Python: Allow escaped quotes/backslashes in raw strings

Quoting the Python documentation (last paragraph of
https://docs.python.org/3/reference/lexical_analysis.html#escape-sequences):

"Even in a raw literal, quotes can be escaped with a backslash, but the
backslash remains in the result; for example, r"\"" is a valid string
literal consisting of two characters: a backslash and a double quote;
r"\" is not a valid string literal (even a raw string cannot end in an
odd number of backslashes)."

We did not handle this correctly in the scanner, as we only consumed the
backslash but not the following single or double quote, resulting in
that character getting interpreted as the end of the string.

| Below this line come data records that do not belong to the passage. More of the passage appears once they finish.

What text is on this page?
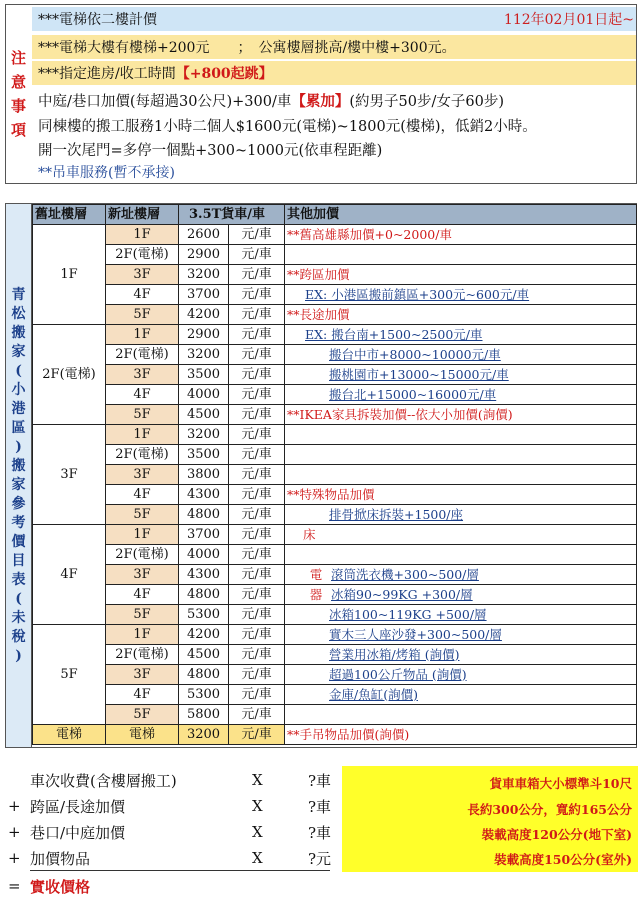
注
意
事
項
***電梯依二樓計價	112年02月01日起~
***電梯大樓有樓梯+200元　　；　公寓樓層挑高/樓中樓+300元。
***指定進房/收工時間 【+800起跳】
中庭/巷口加價(每超過30公尺)+300/車 【累加】 (約男子50步/女子60步)
同棟樓的搬工服務1小時二個人$1600元(電梯)~1800元(樓梯)，低銷2小時。
開一次尾門=多停一個點+300~1000元(依車程距離)
**吊車服務(暫不承接)
青
松
搬
家
(
小
港
區
)
搬
家
參
考
價
目
表
(
未
稅
)
舊址樓層	新址樓層	3.5T貨車/車		其他加價
1F	1F	2600	元/車	**舊高雄縣加價+0~2000/車
	2F(電梯)	2900	元/車	
	3F	3200	元/車	**跨區加價
	4F	3700	元/車	EX: 小港區搬前鎮區+300元~600元/車
	5F	4200	元/車	**長途加價
2F(電梯)	1F	2900	元/車	EX: 搬台南+1500~2500元/車
	2F(電梯)	3200	元/車	搬台中市+8000~10000元/車
	3F	3500	元/車	搬桃園市+13000~15000元/車
	4F	4000	元/車	搬台北+15000~16000元/車
	5F	4500	元/車	**IKEA家具拆裝加價--依大小加價(詢價)
3F	1F	3200	元/車	
	2F(電梯)	3500	元/車	
	3F	3800	元/車	
	4F	4300	元/車	**特殊物品加價
	5F	4800	元/車	排骨掀床拆裝+1500/座
4F	1F	3700	元/車	床
	2F(電梯)	4000	元/車	
	3F	4300	元/車	電 滾筒洗衣機+300~500/層
	4F	4800	元/車	器 冰箱90~99KG +300/層
	5F	5300	元/車	冰箱100~119KG +500/層
5F	1F	4200	元/車	實木三人座沙發+300~500/層
	2F(電梯)	4500	元/車	營業用冰箱/烤箱 (詢價)
	3F	4800	元/車	超過100公斤物品 (詢價)
	4F	5300	元/車	金庫/魚缸(詢價)
	5F	5800	元/車	
電梯	電梯	3200	元/車	**手吊物品加價(詢價)
車次收費(含樓層搬工)	X	?車
+ 跨區/長途加價	X	?車
+ 巷口/中庭加價	X	?車
+ 加價物品	X	?元
= 實收價格
貨車車箱大小標準斗10尺
長約300公分，寬約165公分
裝載高度120公分(地下室)
裝載高度150公分(室外)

To fix this, we do a second lookahead after consuming the backslash, and
if the next character is the end character for the string, we advance
the lexer across it as well.

Similarly, backslashes in raw strings can escape other backslashes.
Thus, for a string like '\\' we must consume the second backslash,
otherwise we'll interpret it as escaping the end quote.
This commit is contained in:
Taus
2024-10-25 14:57:44 +00:00
parent 5db601af3c
commit 1e51703ce9
2 changed files with 25 additions and 0 deletions

View File

@@ -161,6 +161,22 @@ struct Scanner {
} else if (lexer->lookahead == '\\') {
if (delimiter.is_raw()) {
lexer->advance(lexer, false);
// In raw strings, backslashes _can_ escape the same kind of quotes as the outer
// string, so we must take care to traverse any such escaped quotes now. If we don't do
// this, we will mistakenly consider the string to end at that escaped quote.
// Likewise, this also extends to escaped backslashes.
if (lexer->lookahead == end_character || lexer->lookahead == '\\') {
lexer->advance(lexer, false);
}
// Newlines after backslashes also cause issues, so we explicitly step over them here.
if (lexer->lookahead == '\r') {
lexer->advance(lexer, false);
if (lexer->lookahead == '\n') {
lexer->advance(lexer, false);
}
} else if (lexer->lookahead == '\n') {
lexer->advance(lexer, false);
}
continue;
} else if (delimiter.is_bytes()) {
lexer->mark_end(lexer);